‘Dunkirk’
Directed by Christopher Nolan
Starring Fionn Whitehead, Tom Hardy, Mark Rylance, Cillian Murphy, Harry Styles
Rated PG-13
You’re cornered, trapped, desperate. You can practically see safety, 26 miles away.
After enduring relentless fire, including repeated strafing by the enemy, you have against all odds made it with dozens of fellow soldiers aboard a transport ship. Nurses are there, offering fresh bread and jam, and mugs of tea.
And then suddenly, a torpedo tears through the English Channel, rips a hole into the boat, and you’re drowning in a sea of chaos, panic and despair, fighting to be one of the very few to breathe again, to seize the promise of life if only for a moment.
That’s the shared experience of the British army privates at the center of “Dunkirk,” Christopher Nolan’s extraordinary new movie about the 1940 battle that culminated in the evacuation of British and Allied forces from continental Europe in the face of a massive Nazi assault.
Seen in its optimal form, in 70mm on an IMAX screen, the movie captures this struggle for survival with visceral intensity. It offers an immersion into this harrowing moment that is vast in its ambition and comprehensive in the degree to which it fulfills it.
Amid enormous blue skies and sweeping views of the sea, “Dunkirk” presents a portrait of sheer and unending brutality that simulates the chaos, confusion and abruptness of violent, bloody warfare to such an extent that the usual boundaries separating an audience from the screen crumble away.

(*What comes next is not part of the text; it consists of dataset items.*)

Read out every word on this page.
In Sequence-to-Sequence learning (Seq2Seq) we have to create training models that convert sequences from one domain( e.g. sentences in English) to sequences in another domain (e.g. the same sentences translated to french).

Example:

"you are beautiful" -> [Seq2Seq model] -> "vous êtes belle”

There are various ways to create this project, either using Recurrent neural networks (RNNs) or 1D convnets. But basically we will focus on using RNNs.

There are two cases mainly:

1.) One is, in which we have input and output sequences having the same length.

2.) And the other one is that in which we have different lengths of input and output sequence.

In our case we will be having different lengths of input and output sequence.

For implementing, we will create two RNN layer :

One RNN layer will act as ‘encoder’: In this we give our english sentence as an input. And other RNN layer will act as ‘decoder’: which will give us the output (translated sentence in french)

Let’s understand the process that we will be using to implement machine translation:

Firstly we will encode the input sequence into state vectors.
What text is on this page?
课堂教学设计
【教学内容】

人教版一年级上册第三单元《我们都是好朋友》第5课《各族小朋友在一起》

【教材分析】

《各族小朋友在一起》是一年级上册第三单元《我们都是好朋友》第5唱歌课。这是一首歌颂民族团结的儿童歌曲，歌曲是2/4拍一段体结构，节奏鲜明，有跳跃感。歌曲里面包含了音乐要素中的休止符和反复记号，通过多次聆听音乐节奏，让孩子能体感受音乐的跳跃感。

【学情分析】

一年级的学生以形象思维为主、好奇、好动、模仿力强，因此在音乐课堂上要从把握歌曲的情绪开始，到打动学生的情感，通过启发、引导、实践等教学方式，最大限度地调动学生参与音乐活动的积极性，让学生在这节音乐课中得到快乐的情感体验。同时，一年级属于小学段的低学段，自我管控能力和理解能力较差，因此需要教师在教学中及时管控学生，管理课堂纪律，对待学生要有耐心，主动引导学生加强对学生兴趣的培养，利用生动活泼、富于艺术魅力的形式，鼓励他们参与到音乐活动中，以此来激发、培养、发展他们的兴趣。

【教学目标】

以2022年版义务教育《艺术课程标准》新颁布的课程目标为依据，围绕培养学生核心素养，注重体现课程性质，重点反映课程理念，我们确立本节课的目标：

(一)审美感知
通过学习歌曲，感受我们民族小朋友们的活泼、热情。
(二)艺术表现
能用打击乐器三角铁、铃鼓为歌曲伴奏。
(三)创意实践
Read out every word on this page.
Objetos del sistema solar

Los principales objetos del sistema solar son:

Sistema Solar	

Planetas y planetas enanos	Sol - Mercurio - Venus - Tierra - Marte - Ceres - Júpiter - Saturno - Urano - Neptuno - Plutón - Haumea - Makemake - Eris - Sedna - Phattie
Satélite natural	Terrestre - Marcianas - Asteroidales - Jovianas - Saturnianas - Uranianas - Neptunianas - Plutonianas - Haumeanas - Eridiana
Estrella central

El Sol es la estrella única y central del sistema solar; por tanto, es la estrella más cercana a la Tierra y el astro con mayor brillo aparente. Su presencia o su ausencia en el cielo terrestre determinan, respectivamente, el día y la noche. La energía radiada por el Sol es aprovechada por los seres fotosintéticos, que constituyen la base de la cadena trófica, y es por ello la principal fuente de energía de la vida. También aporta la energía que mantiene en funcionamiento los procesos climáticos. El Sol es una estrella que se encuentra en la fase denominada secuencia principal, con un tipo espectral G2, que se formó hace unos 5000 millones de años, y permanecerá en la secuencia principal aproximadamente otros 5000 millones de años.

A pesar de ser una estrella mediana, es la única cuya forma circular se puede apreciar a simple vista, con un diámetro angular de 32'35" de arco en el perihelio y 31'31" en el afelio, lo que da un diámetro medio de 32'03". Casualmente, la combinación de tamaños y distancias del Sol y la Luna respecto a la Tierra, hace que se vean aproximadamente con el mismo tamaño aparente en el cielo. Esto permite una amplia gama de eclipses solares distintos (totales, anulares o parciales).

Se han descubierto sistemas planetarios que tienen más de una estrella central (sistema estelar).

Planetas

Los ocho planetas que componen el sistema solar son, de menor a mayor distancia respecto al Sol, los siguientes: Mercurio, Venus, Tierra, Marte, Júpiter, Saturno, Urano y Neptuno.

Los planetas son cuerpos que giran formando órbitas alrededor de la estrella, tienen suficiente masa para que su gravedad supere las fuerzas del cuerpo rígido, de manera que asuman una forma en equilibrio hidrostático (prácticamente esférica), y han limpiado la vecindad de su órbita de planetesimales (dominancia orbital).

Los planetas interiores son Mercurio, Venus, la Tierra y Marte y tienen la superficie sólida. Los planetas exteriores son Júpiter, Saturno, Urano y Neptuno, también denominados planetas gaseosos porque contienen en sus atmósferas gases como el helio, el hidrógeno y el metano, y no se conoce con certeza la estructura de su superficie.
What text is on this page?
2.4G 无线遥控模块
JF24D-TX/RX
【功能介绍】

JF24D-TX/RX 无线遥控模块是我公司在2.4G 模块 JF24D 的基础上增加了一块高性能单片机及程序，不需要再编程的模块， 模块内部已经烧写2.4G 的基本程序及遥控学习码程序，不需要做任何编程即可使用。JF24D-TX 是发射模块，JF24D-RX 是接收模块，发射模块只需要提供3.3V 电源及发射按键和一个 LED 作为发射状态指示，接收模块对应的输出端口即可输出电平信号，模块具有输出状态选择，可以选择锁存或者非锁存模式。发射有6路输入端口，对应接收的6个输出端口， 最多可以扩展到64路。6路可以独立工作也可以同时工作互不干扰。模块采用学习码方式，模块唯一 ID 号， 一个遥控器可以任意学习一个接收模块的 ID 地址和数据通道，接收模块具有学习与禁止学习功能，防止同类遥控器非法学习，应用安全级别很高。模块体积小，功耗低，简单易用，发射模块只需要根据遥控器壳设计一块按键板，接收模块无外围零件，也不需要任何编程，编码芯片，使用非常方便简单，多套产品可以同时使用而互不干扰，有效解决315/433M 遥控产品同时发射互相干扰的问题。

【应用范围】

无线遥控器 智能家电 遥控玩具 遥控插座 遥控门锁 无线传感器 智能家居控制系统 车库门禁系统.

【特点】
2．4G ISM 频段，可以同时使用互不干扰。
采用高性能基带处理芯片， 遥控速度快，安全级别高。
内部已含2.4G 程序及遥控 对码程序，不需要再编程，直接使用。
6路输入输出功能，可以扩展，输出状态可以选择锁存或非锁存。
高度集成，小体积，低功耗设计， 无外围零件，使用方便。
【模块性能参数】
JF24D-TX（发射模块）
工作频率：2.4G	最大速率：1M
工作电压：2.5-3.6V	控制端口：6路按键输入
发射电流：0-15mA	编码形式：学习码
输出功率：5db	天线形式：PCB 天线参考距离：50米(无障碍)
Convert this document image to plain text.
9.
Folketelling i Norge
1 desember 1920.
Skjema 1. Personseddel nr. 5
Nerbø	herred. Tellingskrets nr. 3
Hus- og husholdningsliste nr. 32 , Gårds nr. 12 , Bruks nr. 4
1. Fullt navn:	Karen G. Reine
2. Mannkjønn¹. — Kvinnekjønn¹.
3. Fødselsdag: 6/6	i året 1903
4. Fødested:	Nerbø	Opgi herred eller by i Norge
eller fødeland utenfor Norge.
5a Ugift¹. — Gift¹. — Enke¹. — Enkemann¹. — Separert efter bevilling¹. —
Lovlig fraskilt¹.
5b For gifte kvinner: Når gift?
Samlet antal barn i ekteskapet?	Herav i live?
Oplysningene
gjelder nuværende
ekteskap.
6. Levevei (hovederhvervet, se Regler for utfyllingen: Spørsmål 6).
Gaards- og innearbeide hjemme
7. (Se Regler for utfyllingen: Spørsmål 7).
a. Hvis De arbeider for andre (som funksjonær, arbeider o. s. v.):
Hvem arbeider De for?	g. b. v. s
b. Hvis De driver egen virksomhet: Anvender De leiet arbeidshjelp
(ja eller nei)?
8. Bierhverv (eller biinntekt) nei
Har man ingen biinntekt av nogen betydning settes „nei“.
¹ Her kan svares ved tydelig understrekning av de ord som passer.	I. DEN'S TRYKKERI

It’s a feature-length montage, expertly assembled to capture every aspect of the evacuation — which is really more like a slaughter, punctuated by moments of quiet. These include the brave-yet-undermanned defense in the air, the mortal fear that defines every second at sea, with enormous ships standing as easy targets for enemy pilots, and the vulnerability on the beach, where the best you can do on a moment’s notice is hit the sand and hope for the best.
Nolan, who also wrote the screenplay, is uninterested in the particulars of military planning save for the necessary background and retains a laser focus on the frontlines.
The only deviation comes in the storyline that stands as the moral center of this movie — following Mr. Dawson (Mark Rylance) as he sets sail into war with his son (Tom Glynn-Carney) and his son’s friend (Barry Keoghan), on a journey toward almost-certain doom that could only at best result in the rescue of a handful of the hundreds of thousands trapped in coastal France.
It’s a mission that won’t even make a dent in the overarching story of the fundamental struggle between good and evil that defined the Second World War. No one would have blamed these civilians if they’d stayed home, and no one wins plaudits for this sort of rescue.
And yet, there they are, sharing in the sacrifice, unbending in their mission, a small beacon of hope for humanity at a time of great darkness.